席についたら、まずそば味噌と燗酒を頼む。
ここのそば味噌は、いつも季節の野菜が混ぜられていて、野暮ったいだけではない風情がある。
先日はボタン胡椒だった。
青い香りとほのかな辛味が味噌の甘みに、光を刺す。
そして燗酒を飲む。
この量なら、一合半はいけるな。
残り半合は、穴子とキュウリの酢の物で行ってみよう。
運ばれてくると,結構な量がある。
仕方ないもう一合おねがいしようか。
ほろ酔いとなったところで、そろそろそばといってみよう。
せいろは、ご主人が定期的に訪ねているという、徳島県祖谷の在来種である。
ずるる。ずるる。
そばの下三分の一ほどをつゆに浸け、向こう三軒両隣に聞こえるくらいに音を立てて手繰れば、青臭い草の香りが喉にぶつかり、ほのかな甘さが舌に残る。
うむ。いい。
続いて穴子天ぷらそばをお願いした。
見事に穴子の滋味を引き出して、カリッと揚げられた天ぷらに笑う。
小さな丼に入れられ、上品なつゆの中に入れられたそばは、温められたことによって、少し甘みを増している。

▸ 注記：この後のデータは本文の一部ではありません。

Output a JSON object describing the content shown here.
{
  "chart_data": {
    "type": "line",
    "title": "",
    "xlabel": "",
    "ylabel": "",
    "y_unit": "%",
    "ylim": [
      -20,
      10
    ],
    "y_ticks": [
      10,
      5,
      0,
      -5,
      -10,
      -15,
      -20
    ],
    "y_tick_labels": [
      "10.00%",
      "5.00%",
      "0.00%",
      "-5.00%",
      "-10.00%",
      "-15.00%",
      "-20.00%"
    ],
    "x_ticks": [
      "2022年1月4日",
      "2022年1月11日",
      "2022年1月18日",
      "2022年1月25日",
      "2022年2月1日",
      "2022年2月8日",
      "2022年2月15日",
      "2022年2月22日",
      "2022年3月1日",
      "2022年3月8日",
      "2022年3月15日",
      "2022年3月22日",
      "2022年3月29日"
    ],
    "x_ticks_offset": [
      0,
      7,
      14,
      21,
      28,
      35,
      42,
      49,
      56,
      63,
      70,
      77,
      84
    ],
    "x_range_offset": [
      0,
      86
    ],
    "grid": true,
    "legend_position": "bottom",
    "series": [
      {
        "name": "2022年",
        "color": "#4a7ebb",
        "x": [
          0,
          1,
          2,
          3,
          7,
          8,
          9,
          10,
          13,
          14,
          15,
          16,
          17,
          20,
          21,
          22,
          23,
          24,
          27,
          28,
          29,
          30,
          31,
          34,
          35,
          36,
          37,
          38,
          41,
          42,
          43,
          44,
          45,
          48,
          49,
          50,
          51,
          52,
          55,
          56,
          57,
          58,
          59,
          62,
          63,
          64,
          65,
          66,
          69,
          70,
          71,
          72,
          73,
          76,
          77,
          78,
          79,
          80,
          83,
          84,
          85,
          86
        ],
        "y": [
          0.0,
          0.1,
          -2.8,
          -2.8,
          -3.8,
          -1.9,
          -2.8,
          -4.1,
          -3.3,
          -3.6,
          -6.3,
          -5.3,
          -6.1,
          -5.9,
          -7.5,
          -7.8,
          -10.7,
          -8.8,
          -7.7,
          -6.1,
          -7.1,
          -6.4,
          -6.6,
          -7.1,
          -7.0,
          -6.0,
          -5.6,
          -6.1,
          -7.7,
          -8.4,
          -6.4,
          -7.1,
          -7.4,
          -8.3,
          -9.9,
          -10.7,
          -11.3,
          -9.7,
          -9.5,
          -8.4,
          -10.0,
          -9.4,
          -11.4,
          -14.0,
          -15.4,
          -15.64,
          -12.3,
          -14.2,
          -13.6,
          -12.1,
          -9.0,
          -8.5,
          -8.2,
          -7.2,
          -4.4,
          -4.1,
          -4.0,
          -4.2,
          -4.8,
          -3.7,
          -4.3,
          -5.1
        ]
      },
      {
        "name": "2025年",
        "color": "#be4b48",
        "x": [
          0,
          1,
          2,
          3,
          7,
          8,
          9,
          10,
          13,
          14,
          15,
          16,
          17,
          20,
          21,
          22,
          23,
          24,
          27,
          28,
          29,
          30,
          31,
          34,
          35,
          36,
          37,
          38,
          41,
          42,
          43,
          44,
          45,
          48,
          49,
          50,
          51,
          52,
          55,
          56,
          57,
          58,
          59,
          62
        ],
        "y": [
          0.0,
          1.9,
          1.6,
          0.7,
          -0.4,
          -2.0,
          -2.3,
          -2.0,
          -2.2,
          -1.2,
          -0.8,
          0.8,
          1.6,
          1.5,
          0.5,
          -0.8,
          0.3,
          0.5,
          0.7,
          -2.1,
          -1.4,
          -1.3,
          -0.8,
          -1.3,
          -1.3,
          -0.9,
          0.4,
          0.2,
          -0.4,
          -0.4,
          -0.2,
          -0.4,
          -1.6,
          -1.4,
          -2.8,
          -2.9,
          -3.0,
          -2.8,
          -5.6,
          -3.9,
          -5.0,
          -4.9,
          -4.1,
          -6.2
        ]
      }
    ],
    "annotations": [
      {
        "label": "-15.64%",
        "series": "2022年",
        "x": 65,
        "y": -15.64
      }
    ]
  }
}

穴子の天ぷらの端を、ちょいとつゆにつけてみるのもいい。
天ぷらには甘汁の味が付き、つゆには油が少し浮いて、かけそばと天ぷらが一緒になろうっていう、気配が生まれる。
少しだけ残しておいた燗酒を、このつゆを肴
にして飲むのもいいねえ。
ああ、ごちそうさまでした。
良き時間でした。
両国「江戸そば ほそ川」にて。